There’s a greater chance you will actually enjoy yourself once you’ve gotten the necessaries out of the way. And if you've put in your 3/4 of an hour, done your duty in terms of talking to all your higher-ups and wished your colleagues a happy one, you have all the permission in the world to get the heck out of there. Having another party to go to, even if you don't, is always a good excuse. (Hey, I consider a new Stephen King book with a burrito a party — so define it however you want.)
Neighborhood celebration: The best way through this one is compliments, and lots of them. As you head to the party (or the day before), think up one for each family or house. Someone spends a lot of time on holiday decorations, while another keeps their plantings updated. Make tiny notes on such things and you will be the hit of the party; everyone loves to be praised! I know it sounds a bit ridiculous, but it works. And trust me, nobody will talk behind your back ("Gee, Bob sure was complimentary today, what a jerk!") once you tell them how lovely their hydrangeas are.

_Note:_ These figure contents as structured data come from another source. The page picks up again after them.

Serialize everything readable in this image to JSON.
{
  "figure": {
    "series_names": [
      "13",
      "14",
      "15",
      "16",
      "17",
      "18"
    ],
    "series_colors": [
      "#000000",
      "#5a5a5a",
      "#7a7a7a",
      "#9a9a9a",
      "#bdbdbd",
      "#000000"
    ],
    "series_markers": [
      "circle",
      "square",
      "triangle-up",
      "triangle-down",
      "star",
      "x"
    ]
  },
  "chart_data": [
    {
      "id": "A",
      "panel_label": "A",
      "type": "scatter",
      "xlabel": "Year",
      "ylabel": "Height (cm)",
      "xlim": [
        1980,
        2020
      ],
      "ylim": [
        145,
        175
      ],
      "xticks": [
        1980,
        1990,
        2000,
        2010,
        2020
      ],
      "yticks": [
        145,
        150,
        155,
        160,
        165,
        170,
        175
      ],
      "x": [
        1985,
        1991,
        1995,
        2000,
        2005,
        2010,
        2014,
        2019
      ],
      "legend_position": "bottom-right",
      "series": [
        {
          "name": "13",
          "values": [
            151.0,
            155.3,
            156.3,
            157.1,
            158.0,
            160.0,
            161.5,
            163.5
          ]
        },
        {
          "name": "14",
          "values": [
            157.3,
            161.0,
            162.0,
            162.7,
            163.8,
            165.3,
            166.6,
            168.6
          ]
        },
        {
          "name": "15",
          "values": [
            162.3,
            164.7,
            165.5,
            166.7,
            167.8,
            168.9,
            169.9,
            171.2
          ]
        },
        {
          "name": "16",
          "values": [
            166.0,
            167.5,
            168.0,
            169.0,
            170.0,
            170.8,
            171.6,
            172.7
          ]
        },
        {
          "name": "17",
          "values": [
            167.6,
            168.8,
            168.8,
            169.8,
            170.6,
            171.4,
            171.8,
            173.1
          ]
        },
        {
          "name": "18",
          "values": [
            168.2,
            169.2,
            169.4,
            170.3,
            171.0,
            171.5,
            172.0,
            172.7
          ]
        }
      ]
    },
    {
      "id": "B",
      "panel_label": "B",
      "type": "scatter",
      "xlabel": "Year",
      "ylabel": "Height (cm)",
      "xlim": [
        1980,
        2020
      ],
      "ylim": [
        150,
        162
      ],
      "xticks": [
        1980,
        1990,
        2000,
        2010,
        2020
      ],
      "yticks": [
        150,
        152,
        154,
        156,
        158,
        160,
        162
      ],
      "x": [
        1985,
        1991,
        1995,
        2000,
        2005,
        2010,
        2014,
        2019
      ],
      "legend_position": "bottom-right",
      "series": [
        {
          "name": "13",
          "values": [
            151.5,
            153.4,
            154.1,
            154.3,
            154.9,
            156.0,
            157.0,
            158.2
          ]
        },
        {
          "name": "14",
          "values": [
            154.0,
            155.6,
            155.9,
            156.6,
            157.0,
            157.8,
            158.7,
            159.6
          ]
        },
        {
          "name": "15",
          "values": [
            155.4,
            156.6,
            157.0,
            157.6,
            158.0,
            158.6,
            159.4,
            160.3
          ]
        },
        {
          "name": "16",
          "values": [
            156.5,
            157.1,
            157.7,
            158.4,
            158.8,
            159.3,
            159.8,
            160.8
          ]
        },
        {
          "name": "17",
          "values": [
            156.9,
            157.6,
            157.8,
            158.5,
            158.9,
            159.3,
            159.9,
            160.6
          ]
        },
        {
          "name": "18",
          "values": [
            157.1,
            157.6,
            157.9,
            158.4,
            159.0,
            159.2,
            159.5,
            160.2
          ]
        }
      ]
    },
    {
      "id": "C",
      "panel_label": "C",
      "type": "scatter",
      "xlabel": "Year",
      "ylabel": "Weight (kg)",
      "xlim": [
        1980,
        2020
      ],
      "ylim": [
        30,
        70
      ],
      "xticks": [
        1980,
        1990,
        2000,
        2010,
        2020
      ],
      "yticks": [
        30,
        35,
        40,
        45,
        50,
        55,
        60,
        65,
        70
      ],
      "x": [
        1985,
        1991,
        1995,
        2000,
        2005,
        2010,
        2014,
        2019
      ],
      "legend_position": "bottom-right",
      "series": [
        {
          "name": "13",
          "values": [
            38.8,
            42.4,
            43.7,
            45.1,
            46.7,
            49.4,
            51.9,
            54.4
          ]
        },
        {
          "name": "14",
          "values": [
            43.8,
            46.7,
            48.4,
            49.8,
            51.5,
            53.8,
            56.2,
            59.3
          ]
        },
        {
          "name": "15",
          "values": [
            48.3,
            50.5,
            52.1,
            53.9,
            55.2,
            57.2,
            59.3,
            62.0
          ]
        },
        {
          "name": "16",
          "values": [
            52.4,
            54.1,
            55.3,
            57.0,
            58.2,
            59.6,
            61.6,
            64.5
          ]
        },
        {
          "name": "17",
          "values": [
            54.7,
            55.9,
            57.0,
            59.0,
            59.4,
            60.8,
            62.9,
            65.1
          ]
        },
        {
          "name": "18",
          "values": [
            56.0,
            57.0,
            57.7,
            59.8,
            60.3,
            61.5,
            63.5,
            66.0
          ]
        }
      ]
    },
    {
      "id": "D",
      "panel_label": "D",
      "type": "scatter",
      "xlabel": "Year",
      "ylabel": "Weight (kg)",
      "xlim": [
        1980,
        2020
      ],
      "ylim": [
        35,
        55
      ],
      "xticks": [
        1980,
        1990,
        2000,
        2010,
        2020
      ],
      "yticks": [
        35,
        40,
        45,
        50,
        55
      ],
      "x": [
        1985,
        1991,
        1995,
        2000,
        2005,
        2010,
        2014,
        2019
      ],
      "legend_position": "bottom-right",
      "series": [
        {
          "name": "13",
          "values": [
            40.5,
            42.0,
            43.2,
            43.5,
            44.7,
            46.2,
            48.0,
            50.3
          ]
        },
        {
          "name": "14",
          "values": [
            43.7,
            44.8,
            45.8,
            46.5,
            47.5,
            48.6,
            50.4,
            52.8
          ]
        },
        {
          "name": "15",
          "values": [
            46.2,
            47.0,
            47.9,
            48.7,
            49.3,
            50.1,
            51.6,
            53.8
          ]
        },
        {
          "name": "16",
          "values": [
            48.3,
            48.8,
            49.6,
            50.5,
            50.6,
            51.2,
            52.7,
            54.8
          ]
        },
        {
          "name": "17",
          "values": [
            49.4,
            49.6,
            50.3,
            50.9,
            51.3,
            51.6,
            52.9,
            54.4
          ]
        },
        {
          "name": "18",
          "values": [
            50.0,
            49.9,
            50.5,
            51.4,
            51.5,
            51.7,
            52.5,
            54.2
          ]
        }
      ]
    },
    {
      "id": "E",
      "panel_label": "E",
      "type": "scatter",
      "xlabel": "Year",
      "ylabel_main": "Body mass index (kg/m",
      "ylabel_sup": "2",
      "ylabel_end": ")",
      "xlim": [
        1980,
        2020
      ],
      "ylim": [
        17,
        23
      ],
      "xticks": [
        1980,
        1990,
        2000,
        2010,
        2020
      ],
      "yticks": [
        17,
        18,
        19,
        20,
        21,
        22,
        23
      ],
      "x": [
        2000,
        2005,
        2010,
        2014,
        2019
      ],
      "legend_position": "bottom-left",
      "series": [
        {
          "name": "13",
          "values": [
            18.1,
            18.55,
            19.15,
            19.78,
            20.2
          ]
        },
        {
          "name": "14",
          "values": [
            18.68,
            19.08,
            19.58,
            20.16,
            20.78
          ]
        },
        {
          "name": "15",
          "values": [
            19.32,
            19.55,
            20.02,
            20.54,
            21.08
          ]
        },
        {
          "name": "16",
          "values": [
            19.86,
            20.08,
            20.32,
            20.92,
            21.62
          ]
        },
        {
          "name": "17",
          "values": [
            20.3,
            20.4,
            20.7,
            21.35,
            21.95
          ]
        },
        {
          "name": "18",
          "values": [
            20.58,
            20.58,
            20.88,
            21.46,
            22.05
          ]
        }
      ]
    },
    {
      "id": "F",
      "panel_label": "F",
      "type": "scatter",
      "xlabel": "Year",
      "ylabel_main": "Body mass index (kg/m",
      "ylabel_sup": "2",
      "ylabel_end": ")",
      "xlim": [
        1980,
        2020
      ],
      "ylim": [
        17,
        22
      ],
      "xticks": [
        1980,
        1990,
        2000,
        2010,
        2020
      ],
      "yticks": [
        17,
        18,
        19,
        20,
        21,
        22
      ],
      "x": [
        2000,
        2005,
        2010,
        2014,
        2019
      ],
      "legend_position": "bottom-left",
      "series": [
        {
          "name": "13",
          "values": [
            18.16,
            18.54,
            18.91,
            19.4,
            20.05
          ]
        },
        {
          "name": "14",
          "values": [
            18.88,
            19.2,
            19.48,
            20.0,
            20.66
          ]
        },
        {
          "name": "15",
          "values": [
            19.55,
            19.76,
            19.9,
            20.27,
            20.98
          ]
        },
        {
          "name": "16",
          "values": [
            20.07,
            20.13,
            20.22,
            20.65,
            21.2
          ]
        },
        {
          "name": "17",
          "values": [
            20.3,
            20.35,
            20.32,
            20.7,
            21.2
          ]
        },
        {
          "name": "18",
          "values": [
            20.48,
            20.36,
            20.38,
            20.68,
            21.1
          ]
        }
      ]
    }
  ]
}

Friend's party: Hopefully, you actually want to go to this one. If you don't know a lot of guests (it's just a random collection of all of your friend's friends), a good way to deal is to start a game — there will be plenty of people there who are just as random as you are, and getting some Parcheesi or Charades going will make everyone more comfortable (ideally the host would do this). You can even bring your own games — just make sure they aren't too complicated and that most people know how to play them. Your host friend will love you for getting the party moving, and everyone will think you're a bit nerdy-cool for going old-school.
If your best friend’s shindig is actually the highlight of your holiday, and not a trip to awkwardsville, be sure to give yourself plenty of time to enjoy the evening. Don’t make big plans for the next day, and if you have to work, try to get extra work done the days before so if you need to roll in a bit later, it's not a big deal.
My last bit of advice for any of these events is to wear something cute but comfortable, with an emphasis on the comfortable. You'll just make yourself miserable if you try to fit into something that isn't really you, or is too small, and why make these celebrations any more painful than they need to be? Happy Holidays!